Ik baal, voel me een mislukking. Waarom kan ik niet verder? Ik wil zo graag. Ik wil de mensen die ik heb leren kennen tijdens de trail niet kwijt. Ali, Kamil en Luke. Mensen van wie ik in hoog tempo ben gaan houden. Ik weet dat ik realistisch moet zijn: hoewel ik afgelopen maanden op de boerderij breedgeschouderd en loeisterk ben geworden, is koeien melken en bier drinken niet de beste voorbereiding voor een trail van vijf maanden/3000 kilometer. Daar kwam ik vroeger misschien nog mee weg. Die vlieger gaat niet langer op.    

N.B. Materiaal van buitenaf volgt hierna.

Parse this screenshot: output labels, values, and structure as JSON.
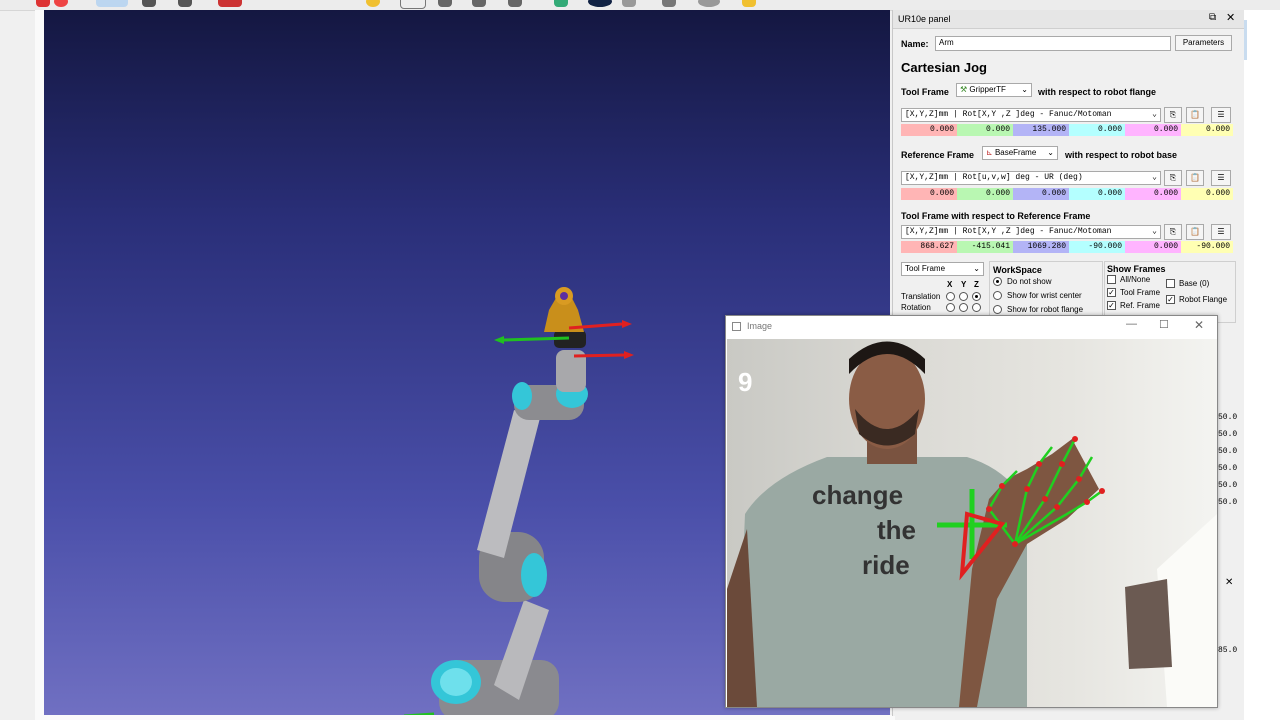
{
  "panel": {
    "title": "UR10e panel",
    "name_label": "Name:",
    "name_value": "Arm",
    "parameters_button": "Parameters",
    "section_title": "Cartesian Jog",
    "tool_frame_label": "Tool Frame",
    "tool_frame_value": "GripperTF",
    "tool_frame_suffix": "with respect to robot flange",
    "tool_format": "[X,Y,Z]mm | Rot[X,Y ,Z  ]deg - Fanuc/Motoman",
    "tool_values": [
      "0.000",
      "0.000",
      "135.000",
      "0.000",
      "0.000",
      "0.000"
    ],
    "ref_frame_label": "Reference Frame",
    "ref_frame_value": "BaseFrame",
    "ref_frame_suffix": "with respect to robot base",
    "ref_format": "[X,Y,Z]mm | Rot[u,v,w] deg   - UR (deg)",
    "ref_values": [
      "0.000",
      "0.000",
      "0.000",
      "0.000",
      "0.000",
      "0.000"
    ],
    "tool_ref_title": "Tool Frame with respect to Reference Frame",
    "toolref_format": "[X,Y,Z]mm | Rot[X,Y ,Z  ]deg - Fanuc/Motoman",
    "toolref_values": [
      "868.627",
      "-415.041",
      "1069.280",
      "-90.000",
      "0.000",
      "-90.000"
    ],
    "jog_frame_value": "Tool Frame",
    "xyz_labels": [
      "X",
      "Y",
      "Z"
    ],
    "translation_label": "Translation",
    "rotation_label": "Rotation",
    "workspace_title": "WorkSpace",
    "workspace_options": [
      "Do not show",
      "Show for wrist center",
      "Show for robot flange"
    ],
    "show_frames_title": "Show Frames",
    "show_frames_options": [
      "All/None",
      "Base (0)",
      "Tool Frame",
      "Robot Flange",
      "Ref. Frame"
    ],
    "hidden_values": [
      "50.0",
      "50.0",
      "50.0",
      "50.0",
      "50.0",
      "50.0",
      "85.0"
    ]
  },
  "image_window": {
    "title": "Image",
    "gesture_count": "9",
    "shirt_text": [
      "change",
      "the",
      "ride"
    ]
  }
}
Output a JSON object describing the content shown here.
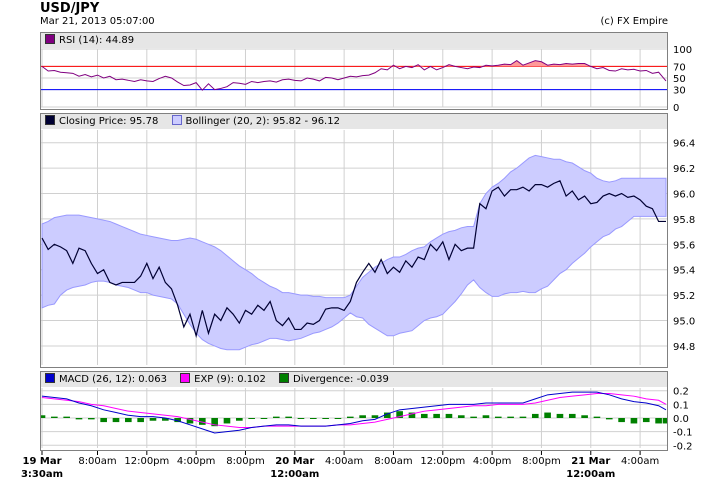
{
  "header": {
    "title": "USD/JPY",
    "timestamp": "Mar 21, 2013 05:07:00",
    "copyright": "(c) FX Empire"
  },
  "legends": {
    "rsi": "RSI (14): 44.89",
    "closing": "Closing Price: 95.78",
    "bollinger": "Bollinger (20, 2): 95.82 - 96.12",
    "macd": "MACD (26, 12): 0.063",
    "exp": "EXP (9): 0.102",
    "divergence": "Divergence: -0.039"
  },
  "colors": {
    "rsi_line": "#800080",
    "rsi_overbought": "#ff0000",
    "rsi_oversold": "#0000ff",
    "price_line": "#000033",
    "bollinger_fill": "#ccccff",
    "bollinger_edge": "#9999ff",
    "macd_line": "#0000cc",
    "exp_line": "#ff00ff",
    "divergence_bar": "#008000",
    "grid": "#d0d0d0"
  },
  "x_axis": {
    "ticks": [
      {
        "t": 0,
        "line1": "19 Mar",
        "line2": "3:30am",
        "bold": true
      },
      {
        "t": 4.5,
        "line1": "8:00am",
        "line2": "",
        "bold": false
      },
      {
        "t": 8.5,
        "line1": "12:00pm",
        "line2": "",
        "bold": false
      },
      {
        "t": 12.5,
        "line1": "4:00pm",
        "line2": "",
        "bold": false
      },
      {
        "t": 16.5,
        "line1": "8:00pm",
        "line2": "",
        "bold": false
      },
      {
        "t": 20.5,
        "line1": "20 Mar",
        "line2": "12:00am",
        "bold": true
      },
      {
        "t": 24.5,
        "line1": "4:00am",
        "line2": "",
        "bold": false
      },
      {
        "t": 28.5,
        "line1": "8:00am",
        "line2": "",
        "bold": false
      },
      {
        "t": 32.5,
        "line1": "12:00pm",
        "line2": "",
        "bold": false
      },
      {
        "t": 36.5,
        "line1": "4:00pm",
        "line2": "",
        "bold": false
      },
      {
        "t": 40.5,
        "line1": "8:00pm",
        "line2": "",
        "bold": false
      },
      {
        "t": 44.5,
        "line1": "21 Mar",
        "line2": "12:00am",
        "bold": true
      },
      {
        "t": 48.5,
        "line1": "4:00am",
        "line2": "",
        "bold": false
      }
    ],
    "end": 50.6
  },
  "chart_data": [
    {
      "type": "line",
      "name_text": "RSI (14)",
      "ylim": [
        0,
        100
      ],
      "y_ticks": [
        0,
        30,
        50,
        70,
        100
      ],
      "levels": [
        30,
        70
      ],
      "x": [
        0,
        0.5,
        1,
        1.5,
        2,
        2.5,
        3,
        3.5,
        4,
        4.5,
        5,
        5.5,
        6,
        6.5,
        7,
        7.5,
        8,
        8.5,
        9,
        9.5,
        10,
        10.5,
        11,
        11.5,
        12,
        12.5,
        13,
        13.5,
        14,
        14.5,
        15,
        15.5,
        16,
        16.5,
        17,
        17.5,
        18,
        18.5,
        19,
        19.5,
        20,
        20.5,
        21,
        21.5,
        22,
        22.5,
        23,
        23.5,
        24,
        24.5,
        25,
        25.5,
        26,
        26.5,
        27,
        27.5,
        28,
        28.5,
        29,
        29.5,
        30,
        30.5,
        31,
        31.5,
        32,
        32.5,
        33,
        33.5,
        34,
        34.5,
        35,
        35.5,
        36,
        36.5,
        37,
        37.5,
        38,
        38.5,
        39,
        39.5,
        40,
        40.5,
        41,
        41.5,
        42,
        42.5,
        43,
        43.5,
        44,
        44.5,
        45,
        45.5,
        46,
        46.5,
        47,
        47.5,
        48,
        48.5,
        49,
        49.5,
        50,
        50.6
      ],
      "values": [
        70,
        62,
        63,
        60,
        59,
        58,
        53,
        56,
        52,
        55,
        50,
        53,
        47,
        48,
        46,
        44,
        47,
        45,
        44,
        49,
        53,
        50,
        43,
        37,
        38,
        42,
        29,
        40,
        30,
        32,
        35,
        42,
        41,
        39,
        44,
        42,
        44,
        45,
        43,
        47,
        48,
        46,
        45,
        50,
        48,
        45,
        51,
        50,
        47,
        50,
        53,
        52,
        54,
        55,
        59,
        66,
        64,
        72,
        66,
        70,
        68,
        73,
        64,
        70,
        64,
        68,
        73,
        70,
        68,
        66,
        69,
        68,
        72,
        71,
        72,
        74,
        73,
        80,
        72,
        76,
        80,
        78,
        72,
        74,
        73,
        75,
        74,
        75,
        75,
        70,
        66,
        68,
        63,
        62,
        66,
        64,
        65,
        62,
        63,
        58,
        60,
        45
      ]
    },
    {
      "type": "line",
      "name_text": "Closing Price",
      "ylim": [
        94.65,
        96.5
      ],
      "y_ticks": [
        94.8,
        95.0,
        95.2,
        95.4,
        95.6,
        95.8,
        96.0,
        96.2,
        96.4
      ],
      "x": [
        0,
        0.5,
        1,
        1.5,
        2,
        2.5,
        3,
        3.5,
        4,
        4.5,
        5,
        5.5,
        6,
        6.5,
        7,
        7.5,
        8,
        8.5,
        9,
        9.5,
        10,
        10.5,
        11,
        11.5,
        12,
        12.5,
        13,
        13.5,
        14,
        14.5,
        15,
        15.5,
        16,
        16.5,
        17,
        17.5,
        18,
        18.5,
        19,
        19.5,
        20,
        20.5,
        21,
        21.5,
        22,
        22.5,
        23,
        23.5,
        24,
        24.5,
        25,
        25.5,
        26,
        26.5,
        27,
        27.5,
        28,
        28.5,
        29,
        29.5,
        30,
        30.5,
        31,
        31.5,
        32,
        32.5,
        33,
        33.5,
        34,
        34.5,
        35,
        35.5,
        36,
        36.5,
        37,
        37.5,
        38,
        38.5,
        39,
        39.5,
        40,
        40.5,
        41,
        41.5,
        42,
        42.5,
        43,
        43.5,
        44,
        44.5,
        45,
        45.5,
        46,
        46.5,
        47,
        47.5,
        48,
        48.5,
        49,
        49.5,
        50,
        50.6
      ],
      "values": [
        95.65,
        95.56,
        95.6,
        95.58,
        95.55,
        95.45,
        95.57,
        95.55,
        95.45,
        95.37,
        95.4,
        95.3,
        95.28,
        95.3,
        95.3,
        95.3,
        95.35,
        95.45,
        95.33,
        95.42,
        95.3,
        95.25,
        95.12,
        94.95,
        95.05,
        94.88,
        95.08,
        94.9,
        95.05,
        95.0,
        95.1,
        95.05,
        94.98,
        95.08,
        95.05,
        95.12,
        95.08,
        95.15,
        95.0,
        94.96,
        95.02,
        94.93,
        94.93,
        94.98,
        94.97,
        95.0,
        95.09,
        95.1,
        95.1,
        95.08,
        95.15,
        95.3,
        95.38,
        95.45,
        95.38,
        95.48,
        95.37,
        95.42,
        95.38,
        95.47,
        95.42,
        95.5,
        95.48,
        95.6,
        95.55,
        95.62,
        95.48,
        95.6,
        95.55,
        95.57,
        95.57,
        95.92,
        95.88,
        96.02,
        96.05,
        95.98,
        96.03,
        96.03,
        96.05,
        96.02,
        96.07,
        96.07,
        96.05,
        96.08,
        96.1,
        95.98,
        96.02,
        95.95,
        95.98,
        95.92,
        95.93,
        95.98,
        96.0,
        95.98,
        96.0,
        95.97,
        95.98,
        95.95,
        95.9,
        95.88,
        95.78,
        95.78
      ],
      "band_upper": [
        95.76,
        95.78,
        95.81,
        95.82,
        95.83,
        95.83,
        95.83,
        95.82,
        95.81,
        95.8,
        95.79,
        95.78,
        95.76,
        95.74,
        95.72,
        95.7,
        95.68,
        95.67,
        95.66,
        95.65,
        95.64,
        95.63,
        95.63,
        95.64,
        95.65,
        95.64,
        95.62,
        95.6,
        95.58,
        95.55,
        95.51,
        95.47,
        95.43,
        95.4,
        95.37,
        95.33,
        95.3,
        95.27,
        95.25,
        95.22,
        95.22,
        95.21,
        95.2,
        95.2,
        95.19,
        95.19,
        95.18,
        95.18,
        95.18,
        95.18,
        95.2,
        95.27,
        95.34,
        95.38,
        95.42,
        95.45,
        95.48,
        95.5,
        95.5,
        95.52,
        95.55,
        95.57,
        95.58,
        95.62,
        95.65,
        95.68,
        95.7,
        95.71,
        95.73,
        95.74,
        95.74,
        95.92,
        96.0,
        96.05,
        96.08,
        96.12,
        96.17,
        96.2,
        96.24,
        96.28,
        96.3,
        96.29,
        96.28,
        96.27,
        96.27,
        96.25,
        96.24,
        96.21,
        96.18,
        96.16,
        96.12,
        96.1,
        96.09,
        96.1,
        96.12,
        96.12,
        96.12,
        96.12,
        96.12,
        96.12,
        96.12,
        96.12
      ],
      "band_lower": [
        95.1,
        95.12,
        95.13,
        95.2,
        95.24,
        95.26,
        95.27,
        95.28,
        95.3,
        95.31,
        95.31,
        95.3,
        95.28,
        95.27,
        95.26,
        95.24,
        95.22,
        95.22,
        95.2,
        95.19,
        95.18,
        95.17,
        95.13,
        95.05,
        94.97,
        94.9,
        94.85,
        94.82,
        94.8,
        94.78,
        94.77,
        94.77,
        94.77,
        94.79,
        94.81,
        94.82,
        94.84,
        94.86,
        94.86,
        94.85,
        94.84,
        94.85,
        94.86,
        94.88,
        94.9,
        94.91,
        94.93,
        94.95,
        94.98,
        95.02,
        95.06,
        95.03,
        95.02,
        94.97,
        94.94,
        94.91,
        94.88,
        94.88,
        94.9,
        94.91,
        94.92,
        94.96,
        95.0,
        95.02,
        95.03,
        95.05,
        95.1,
        95.15,
        95.21,
        95.28,
        95.32,
        95.26,
        95.22,
        95.19,
        95.19,
        95.21,
        95.22,
        95.22,
        95.23,
        95.22,
        95.22,
        95.25,
        95.27,
        95.32,
        95.37,
        95.4,
        95.45,
        95.49,
        95.53,
        95.58,
        95.62,
        95.66,
        95.68,
        95.72,
        95.74,
        95.78,
        95.82,
        95.82,
        95.82,
        95.82,
        95.82,
        95.82
      ]
    },
    {
      "type": "line",
      "name_text": "MACD",
      "ylim": [
        -0.22,
        0.22
      ],
      "y_ticks": [
        -0.2,
        -0.1,
        0.0,
        0.1,
        0.2
      ],
      "x": [
        0,
        1,
        2,
        3,
        4,
        5,
        6,
        7,
        8,
        9,
        10,
        11,
        12,
        13,
        14,
        15,
        16,
        17,
        18,
        19,
        20,
        21,
        22,
        23,
        24,
        25,
        26,
        27,
        28,
        29,
        30,
        31,
        32,
        33,
        34,
        35,
        36,
        37,
        38,
        39,
        40,
        41,
        42,
        43,
        44,
        45,
        46,
        47,
        48,
        49,
        50,
        50.6
      ],
      "values": [
        0.16,
        0.15,
        0.14,
        0.11,
        0.09,
        0.06,
        0.04,
        0.02,
        0.01,
        0.01,
        0.0,
        -0.02,
        -0.05,
        -0.08,
        -0.11,
        -0.1,
        -0.09,
        -0.07,
        -0.06,
        -0.05,
        -0.05,
        -0.06,
        -0.06,
        -0.06,
        -0.05,
        -0.04,
        -0.02,
        -0.01,
        0.03,
        0.06,
        0.07,
        0.08,
        0.09,
        0.1,
        0.1,
        0.1,
        0.11,
        0.11,
        0.11,
        0.11,
        0.14,
        0.17,
        0.18,
        0.19,
        0.19,
        0.19,
        0.17,
        0.14,
        0.12,
        0.11,
        0.09,
        0.06
      ],
      "exp": [
        0.15,
        0.14,
        0.13,
        0.12,
        0.1,
        0.09,
        0.07,
        0.05,
        0.04,
        0.03,
        0.02,
        0.01,
        -0.01,
        -0.03,
        -0.05,
        -0.06,
        -0.07,
        -0.07,
        -0.06,
        -0.06,
        -0.06,
        -0.06,
        -0.06,
        -0.06,
        -0.05,
        -0.05,
        -0.04,
        -0.03,
        -0.01,
        0.01,
        0.03,
        0.05,
        0.06,
        0.07,
        0.08,
        0.09,
        0.09,
        0.1,
        0.1,
        0.1,
        0.11,
        0.13,
        0.15,
        0.16,
        0.17,
        0.18,
        0.18,
        0.17,
        0.16,
        0.14,
        0.13,
        0.1
      ],
      "divergence": [
        0.02,
        0.01,
        0.01,
        -0.01,
        -0.01,
        -0.03,
        -0.03,
        -0.03,
        -0.03,
        -0.02,
        -0.02,
        -0.03,
        -0.04,
        -0.05,
        -0.06,
        -0.04,
        -0.02,
        0.0,
        0.0,
        0.01,
        0.01,
        0.0,
        0.0,
        0.0,
        0.0,
        0.01,
        0.02,
        0.02,
        0.04,
        0.05,
        0.04,
        0.03,
        0.03,
        0.03,
        0.02,
        0.01,
        0.02,
        0.01,
        0.01,
        0.01,
        0.03,
        0.04,
        0.03,
        0.03,
        0.02,
        0.01,
        -0.01,
        -0.03,
        -0.04,
        -0.03,
        -0.04,
        -0.04
      ]
    }
  ]
}
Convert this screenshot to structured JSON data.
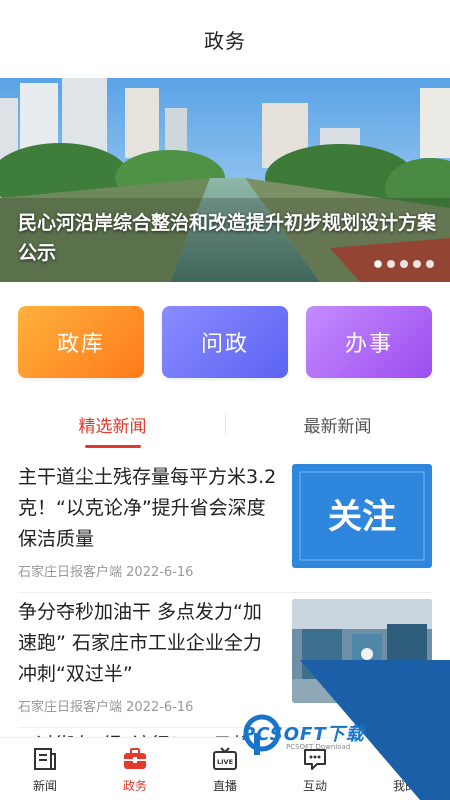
{
  "header": {
    "title": "政务"
  },
  "banner": {
    "caption": "民心河沿岸综合整治和改造提升初步规划设计方案公示",
    "dot_count": 5,
    "active_dot": 1
  },
  "entries": [
    {
      "label": "政库"
    },
    {
      "label": "问政"
    },
    {
      "label": "办事"
    }
  ],
  "tabs": [
    {
      "label": "精选新闻",
      "active": true
    },
    {
      "label": "最新新闻",
      "active": false
    }
  ],
  "news": [
    {
      "title": "主干道尘土残存量每平方米3.2克！“以克论净”提升省会深度保洁质量",
      "source": "石家庄日报客户端",
      "date": "2022-6-16",
      "thumb_text": "关注"
    },
    {
      "title": "争分夺秒加油干 多点发力“加速跑” 石家庄市工业企业全力冲刺“双过半”",
      "source": "石家庄日报客户端",
      "date": "2022-6-16"
    },
    {
      "title": "过街有“绿”该行！17日起市"
    }
  ],
  "bottom_nav": [
    {
      "label": "新闻",
      "icon": "newspaper-icon",
      "active": false
    },
    {
      "label": "政务",
      "icon": "briefcase-icon",
      "active": true
    },
    {
      "label": "直播",
      "icon": "live-tv-icon",
      "active": false
    },
    {
      "label": "互动",
      "icon": "chat-icon",
      "active": false
    },
    {
      "label": "我的",
      "icon": "user-icon",
      "active": false
    }
  ],
  "watermark": {
    "text": "PCSOFT下载",
    "sub": "PCSOFT Download"
  },
  "colors": {
    "accent": "#e23a2e",
    "watermark_blue": "#1a74c9"
  }
}
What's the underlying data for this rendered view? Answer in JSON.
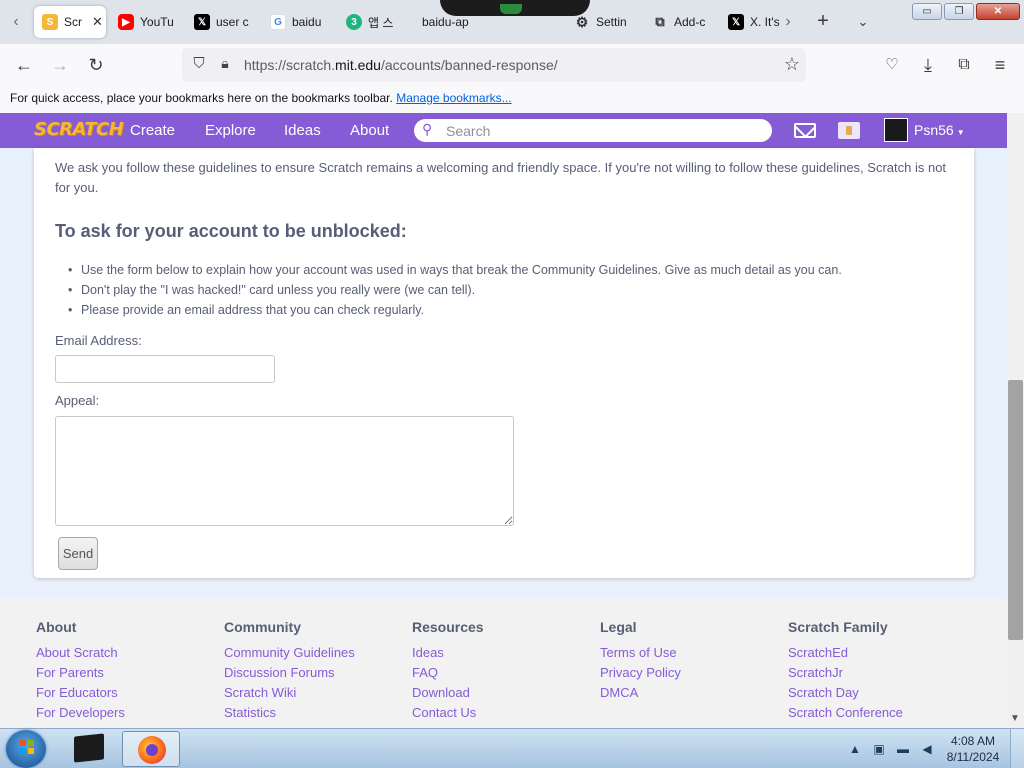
{
  "browser": {
    "tabs": [
      {
        "label": "Scr",
        "favicon": "scratch-favicon",
        "favicon_color": "#f6b738",
        "active": true
      },
      {
        "label": "YouTu",
        "favicon": "youtube-favicon",
        "favicon_color": "#ff0000"
      },
      {
        "label": "user c",
        "favicon": "x-favicon",
        "favicon_color": "#000000"
      },
      {
        "label": "baidu",
        "favicon": "google-favicon",
        "favicon_color": "#4285f4"
      },
      {
        "label": "앱 스",
        "favicon": "app-store-favicon",
        "favicon_color": "#1fb57f"
      },
      {
        "label": "baidu-ap",
        "favicon": "none",
        "favicon_color": ""
      },
      {
        "label": "Settin",
        "favicon": "gear-icon",
        "favicon_color": "#333333"
      },
      {
        "label": "Add-c",
        "favicon": "puzzle-icon",
        "favicon_color": "#333333"
      },
      {
        "label": "X. It's",
        "favicon": "x-favicon",
        "favicon_color": "#000000"
      }
    ],
    "tab_close_glyph": "✕",
    "new_tab_glyph": "+",
    "list_tabs_glyph": "⌄",
    "url_host_prefix": "https://scratch.",
    "url_host": "mit.edu",
    "url_path": "/accounts/banned-response/",
    "bookmarks_text": "For quick access, place your bookmarks here on the bookmarks toolbar.",
    "bookmarks_link": "Manage bookmarks..."
  },
  "scratch_nav": {
    "logo": "SCRATCH",
    "links": [
      "Create",
      "Explore",
      "Ideas",
      "About"
    ],
    "search_placeholder": "Search",
    "username": "Psn56"
  },
  "main": {
    "intro": "We ask you follow these guidelines to ensure Scratch remains a welcoming and friendly space. If you're not willing to follow these guidelines, Scratch is not for you.",
    "heading": "To ask for your account to be unblocked:",
    "rules": [
      "Use the form below to explain how your account was used in ways that break the Community Guidelines. Give as much detail as you can.",
      "Don't play the \"I was hacked!\" card unless you really were (we can tell).",
      "Please provide an email address that you can check regularly."
    ],
    "email_label": "Email Address:",
    "email_value": "",
    "appeal_label": "Appeal:",
    "appeal_value": "",
    "send_label": "Send"
  },
  "footer": {
    "columns": [
      {
        "title": "About",
        "links": [
          "About Scratch",
          "For Parents",
          "For Educators",
          "For Developers"
        ]
      },
      {
        "title": "Community",
        "links": [
          "Community Guidelines",
          "Discussion Forums",
          "Scratch Wiki",
          "Statistics"
        ]
      },
      {
        "title": "Resources",
        "links": [
          "Ideas",
          "FAQ",
          "Download",
          "Contact Us"
        ]
      },
      {
        "title": "Legal",
        "links": [
          "Terms of Use",
          "Privacy Policy",
          "DMCA"
        ]
      },
      {
        "title": "Scratch Family",
        "links": [
          "ScratchEd",
          "ScratchJr",
          "Scratch Day",
          "Scratch Conference"
        ]
      }
    ]
  },
  "taskbar": {
    "time": "4:08 AM",
    "date": "8/11/2024"
  },
  "colors": {
    "scratch_purple": "#855cd6",
    "scratch_text": "#575e75",
    "page_bg": "#e9f1fc"
  }
}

Hoewel lopen pijn doet, kan ik de volgende dag toch nog even met ‘t team de hort op. Een deel van de trail wordt namelijk in een Kayak afgelegd. En aan mijn bovenlichaam mankeert vooralsnog niks. Na vier uren peddelen is het moment daar: de rest gaat door, ik ga terug. Met Nick, een Maori man die bij de kayakverhuur werkt. Hij geeft me een lift terug naar Paihia.  

Ali

Nick vertelt me dat hij morgen zo’n drukke dag heeft. Gasten verlaten zijn appartement in de ochtend en ‘s middag verschijnen er alweer nieuwen. En dus staan we de volgende dag samen bedden te verschonen. ‘Kom mee naar mijn moeders huis dit weekeinde’, zegt Nick. Hij vertelt dat hij haar regelmatig bezoek om haar te helpen met houthakken en andere klussen. Ze woont namelijk afgelegen, zonder elektriciteit. 'Of the grid'.

Nick en ik

Vanaf het moment dat ik Nicks moeders hand schud ben ik weg van haar. Een klein zeventig-jarig vrouwtje met ogen die een onmetelijke kracht uitstralen, en vriendelijkhied. Haar huis bouwde ze met haar eigen handen vanaf de grond op. Handen die door reuma tegenwoordig niet meer goed meewerken.

Zelfgebouwd huis

***

De volgende dag rijden Nick en ik naar Uncle Lenny. Hij heeft vis gerookt. Vissenkoppen, om exact te zijn. Voor Maori's zijn de ogen een delicatesse. De twee mannen kijken me verwachtingsvol aan als ik een oog uit een kas trek en in mijn mond steek. Vanaf dat moment kan ik niet meer stuk. Helemaal niet meer als ik ook de hersens wegkrijg. Uncle Lenny vertelt het vervolgens trots aan iedereen die het maar horen wil: 'This is Charlie. She eats fish eyes.'

Vissekop en een vis

Met Lenny scheur ik de volgende dag op zijn Jetski over de oceaan. Nog niet eerder had ik 300 pk tussen m'n benen.  We vliegen binnen een paar seconden met 100 kilometer per uur over een spiegelglad stuk zee. Als ik vandaag zou sterven, zou dat in complete gelukzaligheid zijn. Ik doe mijn uiterste best om uncle Lenny van onze jetski te slingeren, maar de ouwe beer houdt zich stevig aan me vast. 'If I’ll fall off, you will too missy', zegt hij quasi dreigend. Ik vraag me af of hij spijt heeft van zijn besluit om mij te laten sturen.

scheurenjetski

***

Zo verkeerd is een paar dagen verplicht rust nog niet, denk ik bij mezelf. Dit gebied: de Hokianga, waar ik toevallig terecht ben gekomen, is mijn favoriete plek in Nieuw-Zeeland geworden. De mensen, hun onbegrensde gastvrijheid, de band die ze hebben met de natuur en hun familie.  Ik voel me er thuis. 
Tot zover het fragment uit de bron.